Bestads Top 6 of the Week reviewed by Magnus Thorne and Paul Turner, Pulse Group, London

| | No Comments

Almost all great contenders here. Cats as evil criminal masterminds. Men in panto dog costumes, and pure house porn. Someone’s been enjoying themselves. If we run the pure entertainment filter over these, which seems the only fair way, the spot we’d most like to watch again immediately has to be the winner, which this week is Queer Lisboa’s gay cliche ad for their film festival. It’s almost unfair as the script clearly wrote itself for this project, but it’s just brilliantly done. We suspect this might be the best film at the festival, but who cares if it gets finely toned waxed and tanned bums on seats.

Runner up is awarded to VW, which is a great script, and could have been a really funny product demo, but it just doesn’t feel like the edit quite does it justice. Blame the director. Unless he did in fact cut a viral version with the beloved VW key fob being cleaned off at the close.

An excellent selection this week with beautiful executions throughout and on occasions some beautiful thinking too. But if there has to be one winner, for our money it has to be the ad for UIC Washing Up Liquid. In one compelling image you have a superb product demo and a wholly original view point that turns the grotty kitchen sink into something much more special. It’s a classic and proves that the classic principles of bringing a USP to life are just as important as they ever were.

In close second comes the BlueMotion Label for VW, which is a really neat idea for getting magazines recycled (when you realize there isn’t much recycling available in Cape Town). And it is this green thinking that is used to justify why this idea is right for BlueMotion (VW’s technology to reduce environmental impact)… but it is this slightly tenuous link that relegates it to second behind UIC.

Some impressive candidates again and in any other selection the St Matthew in the City Church poster, supporting the campaign for same sex marriage, would be a winner. But today it finishes second – also let’s face it, some briefs are just too good for the work not to be brilliant, and this is definitely the case here.

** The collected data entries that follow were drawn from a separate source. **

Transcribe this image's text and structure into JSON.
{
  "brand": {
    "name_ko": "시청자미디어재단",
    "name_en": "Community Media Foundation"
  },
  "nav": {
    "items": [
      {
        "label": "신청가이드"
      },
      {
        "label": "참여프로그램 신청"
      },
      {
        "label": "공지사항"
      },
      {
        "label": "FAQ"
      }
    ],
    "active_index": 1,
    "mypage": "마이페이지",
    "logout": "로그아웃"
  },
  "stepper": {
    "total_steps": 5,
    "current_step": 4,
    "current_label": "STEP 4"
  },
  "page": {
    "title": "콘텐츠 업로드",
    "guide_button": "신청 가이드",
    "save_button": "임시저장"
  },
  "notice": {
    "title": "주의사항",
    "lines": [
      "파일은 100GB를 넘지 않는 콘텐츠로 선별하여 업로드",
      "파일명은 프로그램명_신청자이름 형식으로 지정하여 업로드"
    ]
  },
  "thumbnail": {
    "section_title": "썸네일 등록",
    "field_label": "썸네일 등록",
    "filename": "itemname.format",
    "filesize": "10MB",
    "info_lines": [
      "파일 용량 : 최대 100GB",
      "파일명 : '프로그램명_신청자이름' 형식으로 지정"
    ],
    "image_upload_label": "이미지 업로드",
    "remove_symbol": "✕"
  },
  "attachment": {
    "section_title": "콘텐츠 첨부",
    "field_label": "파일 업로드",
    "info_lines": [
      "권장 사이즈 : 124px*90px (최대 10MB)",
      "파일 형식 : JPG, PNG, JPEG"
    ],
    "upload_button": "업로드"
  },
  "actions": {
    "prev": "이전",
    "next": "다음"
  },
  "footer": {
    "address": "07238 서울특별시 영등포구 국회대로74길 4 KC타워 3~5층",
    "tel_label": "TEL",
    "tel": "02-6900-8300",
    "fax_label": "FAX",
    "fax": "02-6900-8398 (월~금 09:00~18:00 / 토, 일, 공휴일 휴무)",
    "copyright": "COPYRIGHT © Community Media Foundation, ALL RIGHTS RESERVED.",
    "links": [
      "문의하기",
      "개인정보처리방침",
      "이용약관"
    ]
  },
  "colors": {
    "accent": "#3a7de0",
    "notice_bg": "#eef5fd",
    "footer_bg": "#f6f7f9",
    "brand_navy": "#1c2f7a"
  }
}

The winner, though, is a poster that gets round one of the biggest challenges going – namely government health and safety comms. But the Anti Dengue Mosquito poster produced for the Filipino Department of Health just gets better and better the more you think about it.

On the face of it you’ve got a simple ‘tips to avoid’ style approach beloved of governments everywhere, that usually end up hung on the back of doctors doors (at best) or (more likely) forgotten about altogether. But the really smart thing here is that the poster itself is impregnated with mosquito repellent – and a more compelling reason to take it home and hang it on your own bedroom wall we can’t think of. And once up, it’s there telling the target audience exactly what else they can do to avoid these mosquitoes.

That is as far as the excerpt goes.